Captain America: The Death of Captain America vol. 2
collecting issues 31-36, "The Burden of Dreams"
by Ed Brubaker and Steve Epting
$10.19, Amazon

I read this one about two months ago so there's this huge gap between what I remember and what's actually there on the page. I skimmed through the thing when I was on the toilet, and I honestly can't tell you much more than, "Bucky reluctantly accepts the mantle of Captain America and handles the duties in his own way while still honoring Steve Rogers."

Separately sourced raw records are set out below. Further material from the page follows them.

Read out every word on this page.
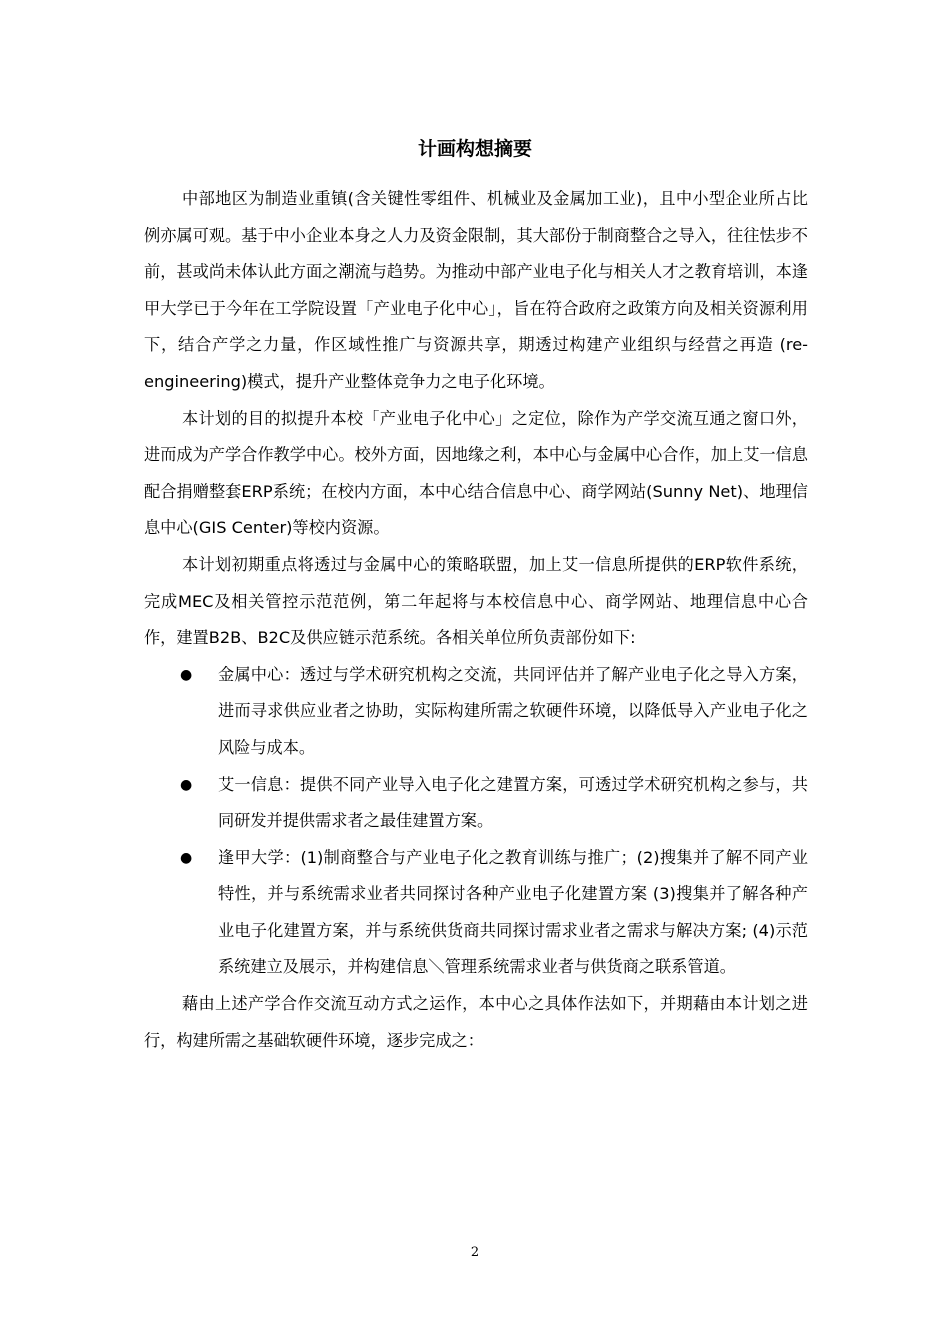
计画构想摘要

中部地区为制造业重镇(含关键性零组件、机械业及金属加工业)，且中小型企业所占比例亦属可观。基于中小企业本身之人力及资金限制，其大部份于制商整合之导入，往往怯步不前，甚或尚未体认此方面之潮流与趋势。为推动中部产业电子化与相关人才之教育培训，本逢甲大学已于今年在工学院设置「产业电子化中心」，旨在符合政府之政策方向及相关资源利用下，结合产学之力量，作区域性推广与资源共享，期透过构建产业组织与经营之再造 (re-engineering)模式，提升产业整体竞争力之电子化环境。

本计划的目的拟提升本校「产业电子化中心」之定位，除作为产学交流互通之窗口外，进而成为产学合作教学中心。校外方面，因地缘之利，本中心与金属中心合作，加上艾一信息配合捐赠整套ERP系统；在校内方面，本中心结合信息中心、商学网站(Sunny Net)、地理信息中心(GIS Center)等校内资源。

本计划初期重点将透过与金属中心的策略联盟，加上艾一信息所提供的ERP软件系统，完成MEC及相关管控示范范例，第二年起将与本校信息中心、商学网站、地理信息中心合作，建置B2B、B2C及供应链示范系统。各相关单位所负责部份如下:

● 金属中心：透过与学术研究机构之交流，共同评估并了解产业电子化之导入方案，进而寻求供应业者之协助，实际构建所需之软硬件环境，以降低导入产业电子化之风险与成本。
● 艾一信息：提供不同产业导入电子化之建置方案，可透过学术研究机构之参与，共同研发并提供需求者之最佳建置方案。
● 逢甲大学：(1)制商整合与产业电子化之教育训练与推广；(2)搜集并了解不同产业特性，并与系统需求业者共同探讨各种产业电子化建置方案 (3)搜集并了解各种产业电子化建置方案，并与系统供货商共同探讨需求业者之需求与解决方案; (4)示范系统建立及展示，并构建信息＼管理系统需求业者与供货商之联系管道。

藉由上述产学合作交流互动方式之运作，本中心之具体作法如下，并期藉由本计划之进行，构建所需之基础软硬件环境，逐步完成之：

2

There's a story here, I'm sure, but until you've read all the issues in "The Death of Captain America," it's not really there. Re-readability works only if you read every issue together, and no single issue stands alone. It's won awards and prestige, but Brubaker's Captain America goes at a pace that I can't appreciate. But hey, check out Bucky's bionic arm whamming a dude by its own device
Hah! It'll be the new banner here eventually. This trade is labeled volume 2, but volume 1 is labeled "Winter Soldier" and collects issues 1-7. I get that this is the second volume for "The Death of Captain America," but that's a really cryptic way to label your paperbacks, Marvel. Boo.

American Vampire vol. 2
collecting "Devil in the Sand" and "The Way Out" back-ups (issues 6-11)
by Scott Snyder, Rafael Albuquerque and Mateus Santolouco
$11.42, Amazon

It takes a while for "Devil in the Sand" to get going, but by the third issue, you can really sink your teeth into it. Leave it to American Vampire to introduce new characters in the middle of the title and make them compelling. It's America in the 1930s, and we take the perspective of the sheriff of a small town in Nevada. You might have heard it -- it's called Las Vegas, and a few businessmen are attending the small town for the construction of the Boulder Dam. And it turns out those businessmen . . . are vampires!

Scott Snyder weaves a story that's about American industry and progress, as much as it's about a vampire class war, as much as it's about a small town sheriff and his world. While I was lukewarm on the first volume, the second volume is really worth your time.